Protocol of the Session on December 6, 2017

Wir können das an sehr vielen Stellen in Hamburg sehen. Der Hochschulbau hat einen neuen Höchststand erreicht, wir gehen in die Milliarden, wenn man alles zusammenzählt. Natürlich sind viele andere Finanzierungspartner dabei. Überall sieht man die Baukräne, südlich der Elbe, nördlich der Elbe, an der Bundesstraße, an sehr vielen Stellen. Es wird massiv investiert und es wird auch der Sanierungsstau, den wir im Bereich der Hochschulen haben, endlich aufgehoben. Auch das ist

ein Kraftakt, das ist eine Investition in die Zukunft der Bildung in dieser Stadt.

(Beifall bei der SPD und den GRÜNEN)

Aber es geht darum – das ist mir besonders wichtig – und es ist auch gut, dass wir viele Debattenbeiträge dazu haben, dass der Bürgermeister sich geäußert hat in der Rede beim Überseeclub, was wir hier diskutieren. Wir haben mit vielen Anträgen auch diese Diskussion hier maßgeblich geprägt. Aber ich glaube, was auch wichtig ist, wenn wir als Bürgerschaft darüber reden, dass wir auch beraten, was der Mehrwert für die Stadtgesellschaft ist. Das war ein entscheidender Punkt jetzt mit dem Besucherzentrum bei XFEL und DESY auf dem Campus Bahrenfeld, dass wir mit dafür Sorge tragen, dass das keine Veranstaltung ist, die im Elfenbeinturm stattfindet, sondern die wir in die Mitte der Stadtgesellschaft holen. Deshalb haben wir einen Anspruch formuliert mit dem Schülerlabor, mit dem Besucherzentrum, dass wir wollen, dass jedes Schulkind nicht nur im Musikunterricht die Elbphilharmonie, sondern im Physikunterricht auch dort das Besucherzentrum besucht haben soll, dass sie einen Einblick bekommen in Forschung und Entwicklung. Und wenn nachher aus dem einen oder anderen Physikschüler oder der einen oder anderen Physikschülerin vielleicht auch noch ein wenig mehr, der Forscher, die Forscherin von morgen wird, dann ist das eine sehr große Rendite, ein Fortschritt für die Stadt. Das wollen wir entwickeln.

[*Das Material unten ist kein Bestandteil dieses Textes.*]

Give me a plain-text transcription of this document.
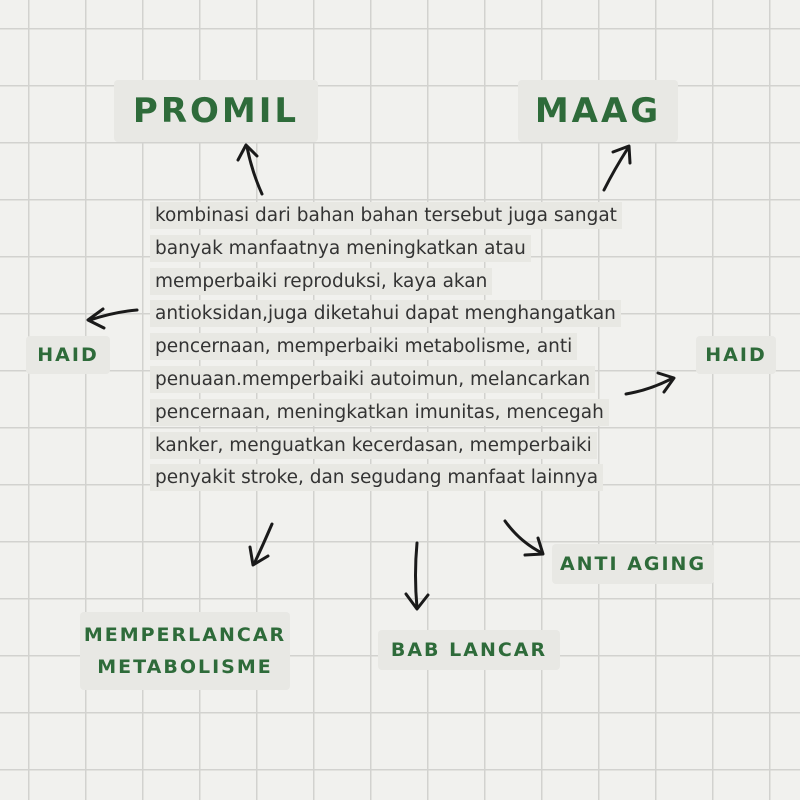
PROMIL	MAAG
HAID	HAID

kombinasi dari bahan bahan tersebut juga sangat banyak manfaatnya meningkatkan atau memperbaiki reproduksi, kaya akan antioksidan,juga diketahui dapat menghangatkan pencernaan, memperbaiki metabolisme, anti penuaan.memperbaiki autoimun, melancarkan pencernaan, meningkatkan imunitas, mencegah kanker, menguatkan kecerdasan, memperbaiki penyakit stroke, dan segudang manfaat lainnya

MEMPERLANCAR
METABOLISME
BAB LANCAR
ANTI AGING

(Beifall bei der SPD und den GRÜNEN)

Das tun wir über Hamburg hinaus. Wir haben das auch in unserem gemeinsamen Ausschuss mit Schleswig-Holstein beraten, die ebenfalls schauen wollen, was man tun kann, dass aus der Metropolregion mehr Besuche dort stattfinden können. Also kurzum, es geht darum, den Nutzen für die Stadtgesellschaft als Ganzes zu diskutieren. Und wenn man sich anguckt, wie sich unsere Forschungsbereiche weiterentwickeln – wir sind im Bereich Windenergie aktiv, wir sind in vielen anderen Bereichen aktiv, die für die Zukunft dieser Gesellschaft entscheidend sind, Klimaforschung und, und, und. Es geht um die Zukunft unseres Gemeinwesens, die Zukunft dieser Stadt und dieser Welt. Da, glaube ich, haben wir uns auf die Landkarte gesetzt, das ist ein großer Fortschritt. Lassen Sie uns alle gemeinsam an einem Strang ziehen. Dazu wollen wir Sie heute auffordern, und ich glaube, das ist eine Aufgabe, die der ganzen Bürgerschaft gut zu Gesicht steht. – Vielen Dank.

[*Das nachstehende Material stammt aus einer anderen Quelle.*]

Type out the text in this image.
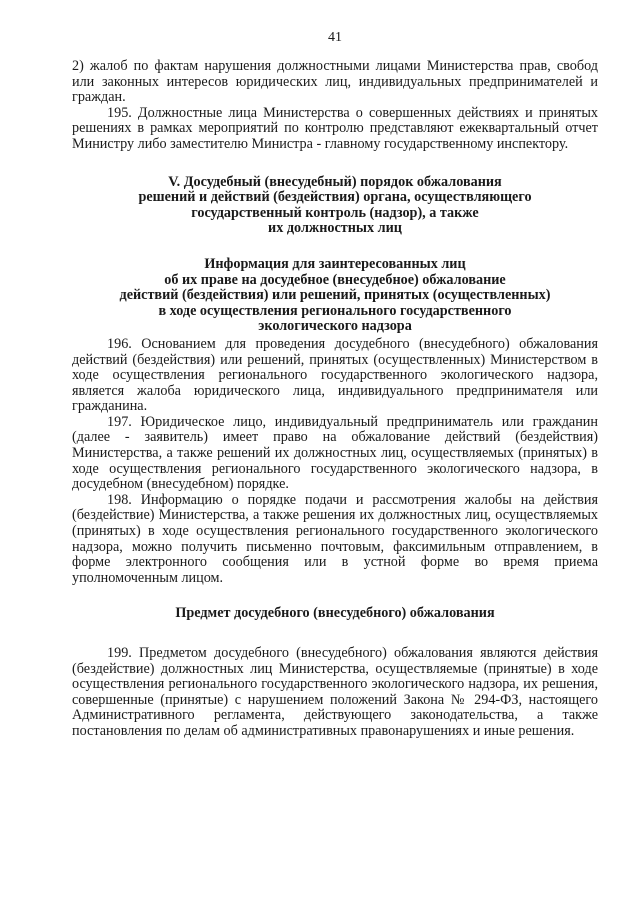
41

2) жалоб по фактам нарушения должностными лицами Министерства прав, свобод или законных интересов юридических лиц, индивидуальных предпринимателей и граждан.

195. Должностные лица Министерства о совершенных действиях и принятых решениях в рамках мероприятий по контролю представляют ежеквартальный отчет Министру либо заместителю Министра - главному государственному инспектору.

V. Досудебный (внесудебный) порядок обжалования
решений и действий (бездействия) органа, осуществляющего
государственный контроль (надзор), а также
их должностных лиц
Информация для заинтересованных лиц
об их праве на досудебное (внесудебное) обжалование
действий (бездействия) или решений, принятых (осуществленных)
в ходе осуществления регионального государственного
экологического надзора

196. Основанием для проведения досудебного (внесудебного) обжалования действий (бездействия) или решений, принятых (осуществленных) Министерством в ходе осуществления регионального государственного экологического надзора, является жалоба юридического лица, индивидуального предпринимателя или гражданина.

197. Юридическое лицо, индивидуальный предприниматель или гражданин (далее - заявитель) имеет право на обжалование действий (бездействия) Министерства, а также решений их должностных лиц, осуществляемых (принятых) в ходе осуществления регионального государственного экологического надзора, в досудебном (внесудебном) порядке.

198. Информацию о порядке подачи и рассмотрения жалобы на действия (бездействие) Министерства, а также решения их должностных лиц, осуществляемых (принятых) в ходе осуществления регионального государственного экологического надзора, можно получить письменно почтовым, факсимильным отправлением, в форме электронного сообщения или в устной форме во время приема уполномоченным лицом.

Предмет досудебного (внесудебного) обжалования

199. Предметом досудебного (внесудебного) обжалования являются действия (бездействие) должностных лиц Министерства, осуществляемые (принятые) в ходе осуществления регионального государственного экологического надзора, их решения, совершенные (принятые) с нарушением положений Закона № 294-ФЗ, настоящего Административного регламента, действующего законодательства, а также постановления по делам об административных правонарушениях и иные решения.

(Beifall bei der SPD und den GRÜNEN)

Das Wort bekommt Herr Ovens für die CDU-Fraktion.

Frau Präsidentin, meine Damen und Herren! Lieber Herr Dr. Dressel, Sie haben zu Recht gesagt, der Bürgermeister hat sich geäußert, und das begrüßen auch wir als CDUFraktion sehr. Ich hätte mir nur gewünscht, er würde auch heute dieser Debatte folgen, wenn wir hier über das neue Chefthema Wissenschaftspolitik sprechen. Aber wahrscheinlich muss er immer noch in Berlin irgendwie schlichten. Immerhin, die Wissenschaftssenatorin vertritt den Senat.

(Zurufe von der SPD)

Wir Hamburger sind stolz auf unsere Hafen- und Handelsmetropole. Wir haben allerdings auch zu Recht erkannt: Es reicht nicht, sich dauerhaft auf diesen Erfolgen auszuruhen. Es reicht nicht, sich dafür zu feiern, dass man die beliebteste Partymetropole von Hosteltouristen oder die beste Großstadt zwischen Pinneberg und Stade ist, meine Damen und Herren von SPD und GRÜNEN.

(Beifall bei der CDU und der FDP – Dirk Kienscherf SPD: Wer macht das bitte?)

Doch dem Senat fehlt nach wie vor eine Idee, wofür eigentlich Hamburg in Zukunft stehen soll. Elbvertiefung – Jahr für Jahr verzögert sie sich, auch wenn der Bürgermeister versprochen hat, mit ihm klappt das sofort. Olympia – die Träume sind geplatzt wie vieles andere. Vielleicht Kultur? Man könnte ja ein Konzerthaus … Nein, ein Konzerthaus hat ja schon jemand anderes auf den Weg gebracht.

(Zurufe von der SPD)

Also schaut Olaf Scholz in den Koalitionsvertrag und stellt fest, Rot-Grün wollte ja Hamburg zur Innovations- und Wissenschaftsmetropole ausbauen. Und damit greift er wunderbar die Politik früherer CDU-Senate auf. Wenn wir einmal schauen: die HafenCity Universität, 2005 unter Ole von Beust auf den Weg gebracht, die Grundsteine für XFEL, 2003 beziehungsweise 2009, die Fraunhofer-Institute, 2006 und 2009. 2008 bereits hat die gesamte Freie und Hansestadt Hamburg darüber diskutiert, wo denn eine Universität innerhalb der Stadt am besten aufgehoben ist. Olaf Scholz tut nichts anderes, als an diese Politik anzuknüpfen.

(Beifall bei der CDU)

Und jetzt sitzen Sie hier vor mir und sagen allen Ernstes, SPD und GRÜNE würden für eine neue Aufbruchstimmung in der Wissenschaft sorgen.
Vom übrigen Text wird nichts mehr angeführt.